The Changes in Soil Microorganisms and Soil Chemical Properties Affect the Heterogeneity and Stability of Soil Aggregates before and after Grassland Conversion

Abstract

The conversion of grasslands to croplands is common in the agro-pastoral ecotone and brings potential risks to soil health and environmental safety. As the forming unit of soil structure, the status of soil aggregates determines soil health and is affected by multiple factors. This study investigated the changes in soil aggregate and main related factors in conversion grasslands with different managed years. Grassland conversion ages were selected as experimental treatments, which included unmanaged grassland, 3 years, 10 years, 30 years, and 50 years since grassland conversion. After grassland conversion, the proportion of large macro-aggregates with a particle size of >2 mm in the 0–10 cm soil layer decreased, small macro-aggregates with a particle size of 2–0.25 mm and micro-aggregates with a particle size of 0.25–0.053 mm increased, while aggregates with a particle size of <0.053 mm had no significant change.
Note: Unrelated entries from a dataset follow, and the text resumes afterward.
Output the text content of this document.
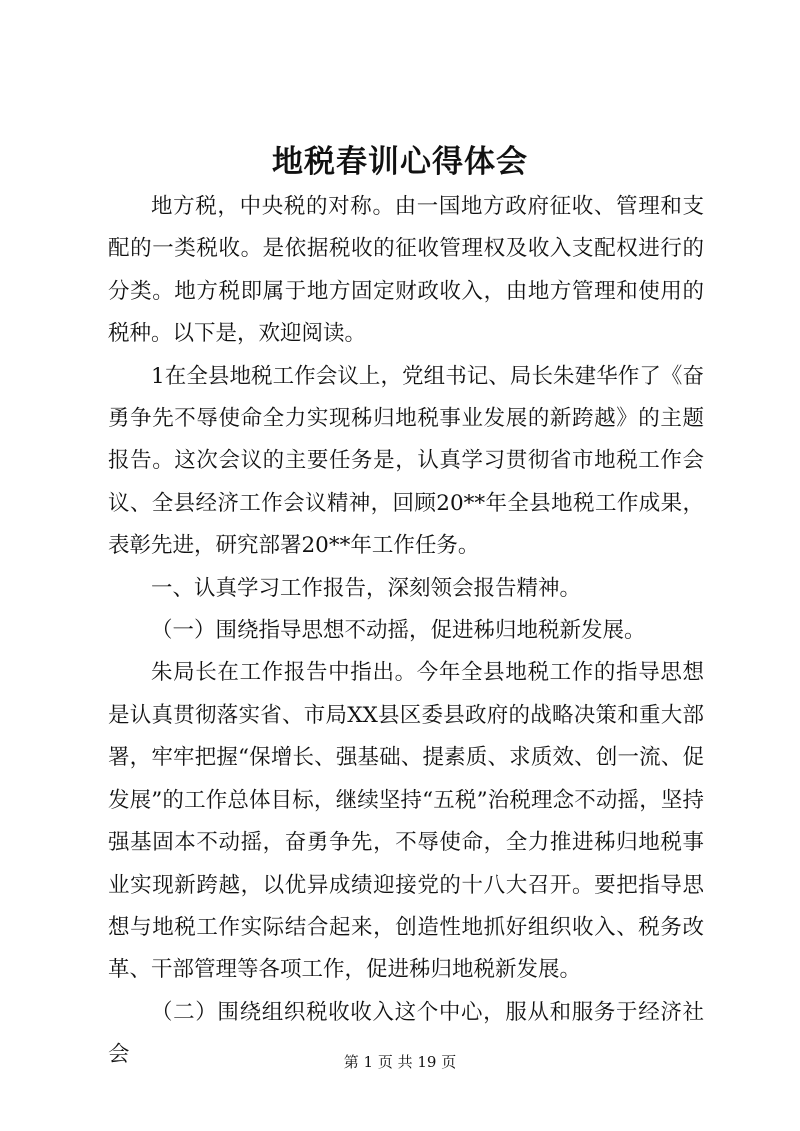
地税春训心得体会

地方税，中央税的对称。由一国地方政府征收、管理和支配的一类税收。是依据税收的征收管理权及收入支配权进行的分类。地方税即属于地方固定财政收入，由地方管理和使用的税种。以下是，欢迎阅读。

1在全县地税工作会议上，党组书记、局长朱建华作了《奋勇争先不辱使命全力实现秭归地税事业发展的新跨越》的主题报告。这次会议的主要任务是，认真学习贯彻省市地税工作会议、全县经济工作会议精神，回顾20**年全县地税工作成果，表彰先进，研究部署20**年工作任务。

一、认真学习工作报告，深刻领会报告精神。

（一）围绕指导思想不动摇，促进秭归地税新发展。

朱局长在工作报告中指出。今年全县地税工作的指导思想是认真贯彻落实省、市局XX县区委县政府的战略决策和重大部署，牢牢把握“保增长、强基础、提素质、求质效、创一流、促发展”的工作总体目标，继续坚持“五税”治税理念不动摇，坚持强基固本不动摇，奋勇争先，不辱使命，全力推进秭归地税事业实现新跨越，以优异成绩迎接党的十八大召开。要把指导思想与地税工作实际结合起来，创造性地抓好组织收入、税务改革、干部管理等各项工作，促进秭归地税新发展。

（二）围绕组织税收收入这个中心，服从和服务于经济社会	第 1 页 共 19 页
Soil chemical properties, most microorganisms and the soil aggregate stability indices MWD and GMD decreased at the early stage (<30 years) of the managed grasslands. After about 50 years of cultivation, soil chemical properties and microorganisms returned to equal or higher levels compared to unmanaged grasslands. However, the stability of aggregates (mean weight diameter (MWD) and geometric mean diameter (GMD)) did not recover to the initial state. MWD and GMD were positively correlated with most bacterial factors (total phospholipid fatty acids (PLFAs), bacteria, Gram-positive bacteria, Gram-negative bacteria, actinomycetes and arbuscular mycorrhizal fungi (AMF)) and some soil chemical properties (carbon, nitrogen and polysaccharides). According to the partial least square structural equation model, soil organic carbon, total nitrogen and phosphorus in the 0–10 cm soil layer explained 33.0% of the variance in MWD by influencing microorganisms. These results indicated that the stability of aggregates was directly driven by microorganisms and indirectly affected by soil organic carbon, total nitrogen and phosphorus.